Professionisti della salute? Mai come in questa fase si abbonda con la retorica della professionalità, mai come in questa fase la professionalità che dovrebbe essere presupposto di qualità assistenziale segna il suo punto più basso. In ultima istanza la qualità è legata a grandezze quantitative: numero di operatori e tempo da dedicare alle cure . Negli ospedali e in tutte le strutture sanitarie pubbliche e private si attua la riduzione sia del personale che del tempo da dedicare ad una assistenza di qualità.

La parabola del welfare.
Le lotte degli anni ’60 e ’70 avevano dato un carattere sociale e universalista alla Sanità. Questa ondata di protagonismo operaio ha lambito marginalmente il settore del pubblico impiego che nè ha beneficiato pur senza produrre vere lotte. Con il venir meno di questa spinta il lavoro pubblico si è trovato chiuso nel perimetro artificiale del welfare che attenua il conflitto sociale e nasconde la figura del datore di lavoro. Cosi al posto della lotta, in opposizione alla controparte, il sindacato di regime produce richieste astratte e aclassiste di riconoscimento del ruolo di fornitori di servizi: educativi, assistenziali ecc.
Richieste, proprio perché generiche inevitabilmente, subordinate agli interessi delle altre classi.
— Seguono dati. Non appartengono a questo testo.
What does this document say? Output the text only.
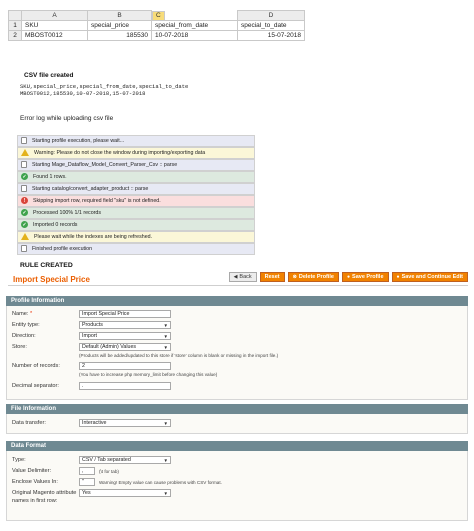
	A	B		C	D
1	SKU	special_price	special_from_date	special_to_date
2	MBOST0012	185530	10-07-2018	15-07-2018
CSV file created
SKU,special_price,special_from_date,special_to_date
MBOST0012,185530,10-07-2018,15-07-2018
Error log while uploading csv file
Starting profile execution, please wait...
Warning: Please do not close the window during importing/exporting data
Starting Mage_Dataflow_Model_Convert_Parser_Csv :: parse
✓ Found 1 rows.
Starting catalog/convert_adapter_product :: parse
!	Skipping import row, required field "sku" is not defined.
✓ Processed 100% 1/1 records
✓ Imported 0 records
Please wait while the indexes are being refreshed.
Finished profile execution
RULE CREATED
Import Special Price	◀ Back Reset	⊗ Delete Profile	● Save Profile	● Save and Continue Edit
Profile Information
Name: *	Import Special Price
Entity type:	Products	▼
Direction:	Import	▼
Store:	Default (Admin) Values	▼
(Products will be added/updated to this store if 'store' column is blank or missing in the import file.)
Number of records:	2
(You have to increase php memory_limit before changing this value)
Decimal separator:	.
File Information
Data transfer:	Interactive	▼
Data Format
Type:	CSV / Tab separated	▼
Value Delimiter:	,	(\t for tab)
Enclose Values In:	"	Warning! Empty value can cause problems with CSV format.
Original Magento attribute
names in first row:
Yes	▼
Lo Stato ti assiste dalla culla alla bara è stato il paradigma di un’era. Quest’era si è chiusa!
Rimane però l’illusione di uno stato dispensatore di diritti. Illusione che nasconde un padrone reale sia pur di non facile identificazione. Questo c’è e condiziona la nostra vita. Lo stato padrone con le sue istituzioni incombe sul lavoro salariato ed è la somma dell’oppressione capitalistica sui lavoratori sia pubblici che privati.

Illusioni e realtà. Rimane in larghi strati degli operatori pubblici l’illusione di essere altra cosa dagli altri salariati ma cresce inesorabilmente lo sfruttamento, l’intensità dei ritmi e le condizioni di lavoro peggiorano. La stessa sicurezza del posto di lavoro pubblico che doveva durare tutta una vita è stata cancellata.
Nella graduatoria del peggioramento della propria condizione al primo posto figurano i lavoratori della P.A.

Intanto il lavoro standardizzato, temporizzato proprio della produzione industriale, applicato alla sanità, è la negazione di ogni principio assistenziale e pervade, tutta la sanità sia pubblica che privata.
La distinzione qui è solo giuridica perché obbiettivi prassi e finalità sono i medesimi.
Ogni distinzione del lavoro pubblico da quello privato è artificiosa e serve a tenere divisi i lavoratori della sanità. E’ su questa divisione artificiale che prolificano le centinaia di soluzioni contrattuali che imprigionano e dividono. L’unificazione di tutto il personale sanitario: sia pubblico che privato deve essere il presupposto della nostra azione sindacale.
Dobbiamo rivendicare un contratto unico per tutta l’area socio-sanitaria. E’ questa la polarità a cui tendere e a cui legare fermenti e proteste che altrimenti saranno facilmente soffocati.
Dobbiamo rivendicare la riduzione dell’orario di lavoro in termini di giornate lavorative, di permessi e di pause necessarie per il ristoro delle vie respiratorio. Non si può lavorare per lungo tempo con i DPI.
Dobbiamo rivendicare aumenti salariali significativi a fronte di contratti che ad ogni firma segnano un arretramento economico. Di certo siamo sotto padrone non importa se pubblico o privato, costituito in Cooperativa, Onlus, Srl o Consorzio. Di certo non abbiamo bisogno di divisioni.
Siamo una classe da sfruttare per loro. Siamo una classe da unificare per noi.